A noter, que des saignements et suintements glaireux, au moment ou suite à la défécation ainsi qu’un gonflement de la marge, restent classiques en post opératoire. Ceux-ci persisteront en présence du drain élastique.

 
Pour contacter notre équipe chirurgicale :

  • Soit vous rendre directement aux urgences de 24h/24h (01 34 06 60 00 / 01 34 06 61 16), ou vous serez accueilli(e) par un médecin urgentiste, qui le cas  échéant, pourra contacter  notre équipe chirurgicale de garde.
  • Soit téléphoner au bureau 01 34 06 61 44/ 67 33/ 63 98


 Conseils post-opératoires ?

Le passage de matières fécales sur les plaies ne gênent pas la cicatrisation, mais cette situation nécessite de maintenir la région aussi propre et sèche que possible. Nous vous conseillons une douche quotidienne en lavant l’anus avec un savon gras et non avec un antiseptique et de bien sécher la marge anale ensuite.
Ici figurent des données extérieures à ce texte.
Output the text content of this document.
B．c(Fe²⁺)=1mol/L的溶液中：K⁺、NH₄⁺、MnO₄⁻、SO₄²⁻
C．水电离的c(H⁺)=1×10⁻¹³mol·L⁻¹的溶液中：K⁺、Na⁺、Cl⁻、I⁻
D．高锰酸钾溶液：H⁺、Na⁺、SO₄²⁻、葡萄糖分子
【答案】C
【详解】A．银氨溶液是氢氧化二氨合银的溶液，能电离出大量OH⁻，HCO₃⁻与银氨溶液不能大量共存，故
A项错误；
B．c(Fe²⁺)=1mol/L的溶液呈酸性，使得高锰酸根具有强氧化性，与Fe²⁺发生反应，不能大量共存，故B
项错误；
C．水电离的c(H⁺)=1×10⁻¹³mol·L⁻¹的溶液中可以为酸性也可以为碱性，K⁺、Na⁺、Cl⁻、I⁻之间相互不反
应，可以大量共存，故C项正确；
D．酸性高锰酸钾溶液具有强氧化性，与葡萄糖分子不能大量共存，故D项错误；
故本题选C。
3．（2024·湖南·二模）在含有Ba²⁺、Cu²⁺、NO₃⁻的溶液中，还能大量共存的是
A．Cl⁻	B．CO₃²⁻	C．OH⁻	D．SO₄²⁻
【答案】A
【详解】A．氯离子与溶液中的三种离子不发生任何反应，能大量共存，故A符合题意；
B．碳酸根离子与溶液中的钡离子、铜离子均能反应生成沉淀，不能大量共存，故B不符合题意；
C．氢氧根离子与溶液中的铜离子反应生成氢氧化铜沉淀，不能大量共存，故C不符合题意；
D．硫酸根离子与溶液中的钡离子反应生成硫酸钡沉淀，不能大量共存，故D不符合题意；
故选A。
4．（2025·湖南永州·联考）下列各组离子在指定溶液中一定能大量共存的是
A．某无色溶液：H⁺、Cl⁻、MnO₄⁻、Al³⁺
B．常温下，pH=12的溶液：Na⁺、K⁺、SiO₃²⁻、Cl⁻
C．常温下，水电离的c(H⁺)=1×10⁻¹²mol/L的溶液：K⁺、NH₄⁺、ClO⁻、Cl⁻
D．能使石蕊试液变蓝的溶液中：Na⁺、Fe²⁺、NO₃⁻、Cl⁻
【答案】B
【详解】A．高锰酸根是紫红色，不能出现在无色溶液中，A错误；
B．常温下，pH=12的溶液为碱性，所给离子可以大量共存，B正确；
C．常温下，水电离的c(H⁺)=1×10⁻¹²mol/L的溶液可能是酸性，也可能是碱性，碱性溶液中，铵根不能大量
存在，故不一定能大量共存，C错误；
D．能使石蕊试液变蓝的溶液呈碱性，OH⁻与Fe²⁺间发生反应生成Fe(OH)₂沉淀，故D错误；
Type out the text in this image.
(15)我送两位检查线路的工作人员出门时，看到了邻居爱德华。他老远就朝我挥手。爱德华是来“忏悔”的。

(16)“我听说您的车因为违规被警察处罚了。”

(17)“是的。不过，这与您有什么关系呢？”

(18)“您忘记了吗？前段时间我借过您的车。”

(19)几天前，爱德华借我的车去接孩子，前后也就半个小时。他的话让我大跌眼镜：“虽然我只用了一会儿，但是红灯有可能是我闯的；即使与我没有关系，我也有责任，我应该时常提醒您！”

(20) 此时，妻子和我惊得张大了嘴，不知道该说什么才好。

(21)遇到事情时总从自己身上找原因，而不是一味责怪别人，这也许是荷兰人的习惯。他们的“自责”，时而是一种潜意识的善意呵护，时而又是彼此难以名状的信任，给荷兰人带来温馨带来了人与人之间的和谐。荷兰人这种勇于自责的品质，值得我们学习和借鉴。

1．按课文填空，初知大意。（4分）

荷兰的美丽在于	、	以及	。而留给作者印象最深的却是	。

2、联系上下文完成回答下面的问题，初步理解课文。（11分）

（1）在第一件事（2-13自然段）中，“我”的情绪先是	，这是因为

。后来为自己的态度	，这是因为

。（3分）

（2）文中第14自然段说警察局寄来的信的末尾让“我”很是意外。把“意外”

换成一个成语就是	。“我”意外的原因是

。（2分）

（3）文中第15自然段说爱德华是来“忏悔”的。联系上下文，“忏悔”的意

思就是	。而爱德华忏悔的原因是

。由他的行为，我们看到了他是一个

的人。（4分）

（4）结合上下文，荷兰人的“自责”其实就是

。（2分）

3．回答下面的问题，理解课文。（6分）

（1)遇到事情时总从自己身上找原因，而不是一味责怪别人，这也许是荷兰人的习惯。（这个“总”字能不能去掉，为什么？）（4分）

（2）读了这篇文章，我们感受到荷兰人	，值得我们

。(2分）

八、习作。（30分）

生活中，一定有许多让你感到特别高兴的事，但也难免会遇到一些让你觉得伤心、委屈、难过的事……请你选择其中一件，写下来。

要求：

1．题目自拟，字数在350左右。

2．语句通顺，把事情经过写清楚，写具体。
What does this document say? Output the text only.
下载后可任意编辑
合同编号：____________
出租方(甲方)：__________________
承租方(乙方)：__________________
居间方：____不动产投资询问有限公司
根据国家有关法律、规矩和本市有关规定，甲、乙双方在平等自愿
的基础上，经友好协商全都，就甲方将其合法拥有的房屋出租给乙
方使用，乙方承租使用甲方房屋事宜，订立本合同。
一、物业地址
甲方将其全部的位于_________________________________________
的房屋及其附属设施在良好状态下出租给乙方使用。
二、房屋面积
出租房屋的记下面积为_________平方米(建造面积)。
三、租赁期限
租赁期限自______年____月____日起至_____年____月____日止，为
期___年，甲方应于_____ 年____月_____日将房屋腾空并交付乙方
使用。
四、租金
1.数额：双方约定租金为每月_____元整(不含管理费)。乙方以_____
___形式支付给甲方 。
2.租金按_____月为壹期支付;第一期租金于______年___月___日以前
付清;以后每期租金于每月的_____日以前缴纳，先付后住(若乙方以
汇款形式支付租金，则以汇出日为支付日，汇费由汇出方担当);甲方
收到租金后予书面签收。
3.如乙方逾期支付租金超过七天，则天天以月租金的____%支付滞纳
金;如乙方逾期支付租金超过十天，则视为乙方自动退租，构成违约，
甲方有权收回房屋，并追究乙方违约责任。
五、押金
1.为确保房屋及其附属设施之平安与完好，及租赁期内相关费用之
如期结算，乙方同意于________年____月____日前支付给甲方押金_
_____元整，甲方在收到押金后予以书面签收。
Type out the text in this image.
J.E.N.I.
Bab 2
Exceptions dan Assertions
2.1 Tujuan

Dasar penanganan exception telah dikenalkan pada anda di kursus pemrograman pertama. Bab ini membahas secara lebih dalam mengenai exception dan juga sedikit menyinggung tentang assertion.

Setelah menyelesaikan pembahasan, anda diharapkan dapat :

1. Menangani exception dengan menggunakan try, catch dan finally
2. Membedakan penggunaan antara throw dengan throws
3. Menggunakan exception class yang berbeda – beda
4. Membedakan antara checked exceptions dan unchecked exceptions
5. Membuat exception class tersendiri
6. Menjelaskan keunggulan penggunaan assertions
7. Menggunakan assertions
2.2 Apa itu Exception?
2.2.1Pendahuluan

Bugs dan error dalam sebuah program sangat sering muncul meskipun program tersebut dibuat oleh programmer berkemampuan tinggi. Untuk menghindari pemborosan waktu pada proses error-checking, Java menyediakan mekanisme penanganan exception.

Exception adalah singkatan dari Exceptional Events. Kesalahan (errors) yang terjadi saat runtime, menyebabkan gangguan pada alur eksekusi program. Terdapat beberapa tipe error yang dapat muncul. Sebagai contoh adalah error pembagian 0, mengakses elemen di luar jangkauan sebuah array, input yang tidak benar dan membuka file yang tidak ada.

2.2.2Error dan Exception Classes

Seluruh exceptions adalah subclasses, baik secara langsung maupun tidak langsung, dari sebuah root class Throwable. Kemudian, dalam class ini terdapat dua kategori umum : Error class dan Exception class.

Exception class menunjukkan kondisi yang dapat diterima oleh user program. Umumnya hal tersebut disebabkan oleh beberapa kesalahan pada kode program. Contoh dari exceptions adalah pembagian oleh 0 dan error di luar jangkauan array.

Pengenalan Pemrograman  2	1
Une compresse est préconisée pour protéger la culotte, en effet des sécrétions sont constantes. Des douleurs sont transitoires et souvent modérées, facilement contrôlées par les anti- douleurs classiques, anti inflammatoires et laxatifs. La cicatrisation complète demande souvent une durée de 6 à 10 semaines.
Le temps d’arrêt d’activité professionnelle est d’environ 1 à 3 semaines. Il sera discuté en consultation pré opératoire, en tenant compte du cas particulier de chaque patient et de la nature de son travail.